Tracing and monitoring may be used for different reasons:
- traceability, documentation or control purposes;
- system understanding, debugging or tuning;
- system health monitoring;
- security and intrusion detection.
A trace can be generated and recorded on demand when the need arises, either for a random control or because a problem is suspected. It can also be generated continuously, in flight recorder mode, and only recorded on permanent storage when needed, because a problem is detected such as a crash or for sampling purposes. It is also possible to continuously generate and record a trace.
A posteriori trace analysis is used to minimize the impact on the system under study. It can be performed on the same system, after the trace collection is finished, or on a different system. It is used to determine after the fact why the system was failing or was not performing as well as expected. Online trace analysis is usually performed on a separate computer, networked with the computers under study. This reduces the impact on the system under study by not running the data analysis framework on it. Online trace analysis provides a real-time or near real-time picture of the system behavior, useful to detect security problems and intrusions in real-time, or to correlate the trace content with the perceived system state in real-time.
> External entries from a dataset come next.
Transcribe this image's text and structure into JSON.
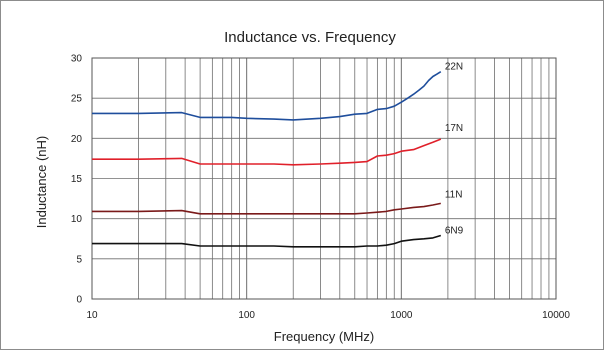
{
  "chart_data": {
    "type": "line",
    "title": "Inductance vs. Frequency",
    "xlabel": "Frequency (MHz)",
    "ylabel": "Inductance (nH)",
    "x_scale": "log",
    "xlim": [
      10,
      10000
    ],
    "ylim": [
      0,
      30
    ],
    "x_ticks": [
      10,
      100,
      1000,
      10000
    ],
    "x_tick_labels": [
      "10",
      "100",
      "1000",
      "10000"
    ],
    "y_ticks": [
      0,
      5,
      10,
      15,
      20,
      25,
      30
    ],
    "y_tick_labels": [
      "0",
      "5",
      "10",
      "15",
      "20",
      "25",
      "30"
    ],
    "grid": true,
    "legend": "none",
    "series": [
      {
        "name": "22N",
        "color": "#1f4e9c",
        "x": [
          10,
          20,
          38,
          50,
          80,
          100,
          150,
          200,
          300,
          400,
          500,
          600,
          700,
          800,
          900,
          1000,
          1100,
          1200,
          1300,
          1400,
          1500,
          1600,
          1700,
          1800
        ],
        "y": [
          23.1,
          23.1,
          23.2,
          22.6,
          22.6,
          22.5,
          22.4,
          22.3,
          22.5,
          22.7,
          23.0,
          23.1,
          23.6,
          23.7,
          24.0,
          24.5,
          25.0,
          25.5,
          26.0,
          26.5,
          27.2,
          27.7,
          28.0,
          28.3
        ]
      },
      {
        "name": "17N",
        "color": "#e0202a",
        "x": [
          10,
          20,
          38,
          50,
          80,
          100,
          150,
          200,
          300,
          400,
          500,
          600,
          700,
          800,
          900,
          1000,
          1200,
          1400,
          1600,
          1800
        ],
        "y": [
          17.4,
          17.4,
          17.5,
          16.8,
          16.8,
          16.8,
          16.8,
          16.7,
          16.8,
          16.9,
          17.0,
          17.1,
          17.8,
          17.9,
          18.1,
          18.4,
          18.6,
          19.1,
          19.5,
          19.9
        ]
      },
      {
        "name": "11N",
        "color": "#7a1a1a",
        "x": [
          10,
          20,
          38,
          50,
          80,
          100,
          150,
          200,
          300,
          400,
          500,
          600,
          700,
          800,
          900,
          1000,
          1200,
          1400,
          1600,
          1800
        ],
        "y": [
          10.9,
          10.9,
          11.0,
          10.6,
          10.6,
          10.6,
          10.6,
          10.6,
          10.6,
          10.6,
          10.6,
          10.7,
          10.8,
          10.9,
          11.1,
          11.2,
          11.4,
          11.5,
          11.7,
          11.9
        ]
      },
      {
        "name": "6N9",
        "color": "#111111",
        "x": [
          10,
          20,
          38,
          50,
          80,
          100,
          150,
          200,
          300,
          400,
          500,
          600,
          700,
          800,
          900,
          1000,
          1200,
          1400,
          1600,
          1800
        ],
        "y": [
          6.9,
          6.9,
          6.9,
          6.6,
          6.6,
          6.6,
          6.6,
          6.5,
          6.5,
          6.5,
          6.5,
          6.6,
          6.6,
          6.7,
          6.9,
          7.2,
          7.4,
          7.5,
          7.6,
          7.9
        ]
      }
    ]
  }
}
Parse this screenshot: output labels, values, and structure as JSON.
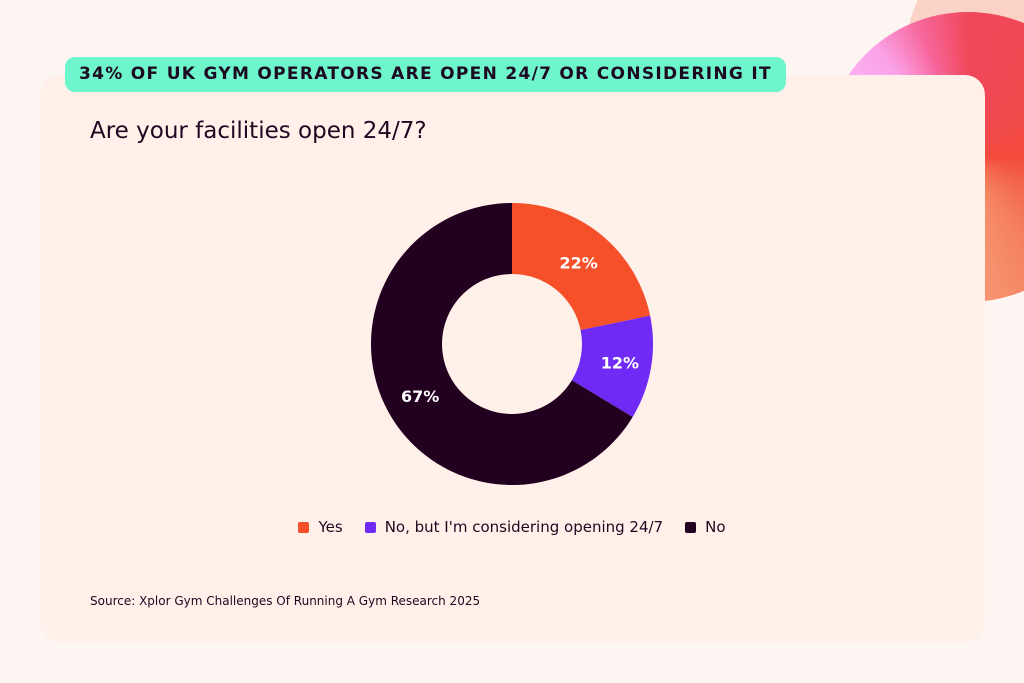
{
  "banner": "34% OF UK GYM OPERATORS ARE OPEN 24/7 OR CONSIDERING IT",
  "question": "Are your facilities open 24/7?",
  "source": "Source: Xplor Gym Challenges Of Running A Gym Research 2025",
  "colors": {
    "banner": "#6ff5cc",
    "card": "#fff0ea"
  },
  "chart_data": {
    "type": "pie",
    "style": "donut",
    "categories": [
      "Yes",
      "No, but I'm considering opening 24/7",
      "No"
    ],
    "values": [
      22,
      12,
      67
    ],
    "labels": [
      "22%",
      "12%",
      "67%"
    ],
    "colors": [
      "#f5502a",
      "#6f2bf5",
      "#220020"
    ],
    "legend": "bottom"
  }
}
System tracing is ideally suited for the understanding, debugging and performance tuning of applications where several processes heavily interact with the operating system and with each other, or where the real-time behavior is important. This includes:
- online servers with heavy interactions between several cooperating processes, the operating system, the network and the disks;
- embedded real-time systems for machine and vehicle control, cellular phones, or multimedia pocket computers;
- desktop computers running several cooperating processes for the graphical user interface, the window manager, the sound server, and the wireless network manager;
Systems running CPU intensive tasks, either a single system or a cluster with relatively infrequent interactions, may be analyzed with simpler profiling tools.
In the following sections, typical use cases for tracing and monitoring are described.
[edit] Cluster of online servers
When a cluster of online servers (file servers, web servers, telecom servers) is not performing well or encounters random failures, detailed execution traces are generated on each computer. The traces are either stored on disk continuously, or the trace buffers are filled in flight recorder mode and saved to disk only when encountering a problem or performing a specific performance test. The traces are then collected on a single computer and analyzed to understand the problem.
[edit] System monitoring
A critical system (battlefield support server) is instrumented to continuously generate a system trace at the lowest level. The system trace is sent on the fly to a monitoring system. The monitoring system checks the trace for evidence of abnormal behavior, cyber attack or security intrusion. When something is detected, a human operator is alerted or corrective measures are activated.
[edit] Embedded system
An embedded system (high end cellular phone handset) is being debugged. An execution trace can be generated for the processes of interest and for a short duration (making a phone call, viewing a short video). The trace buffers are limited in size and there is no local disk. The tracing data is stored on flash memory or sent on the fly to a development host through a communication link, without additional hardware required.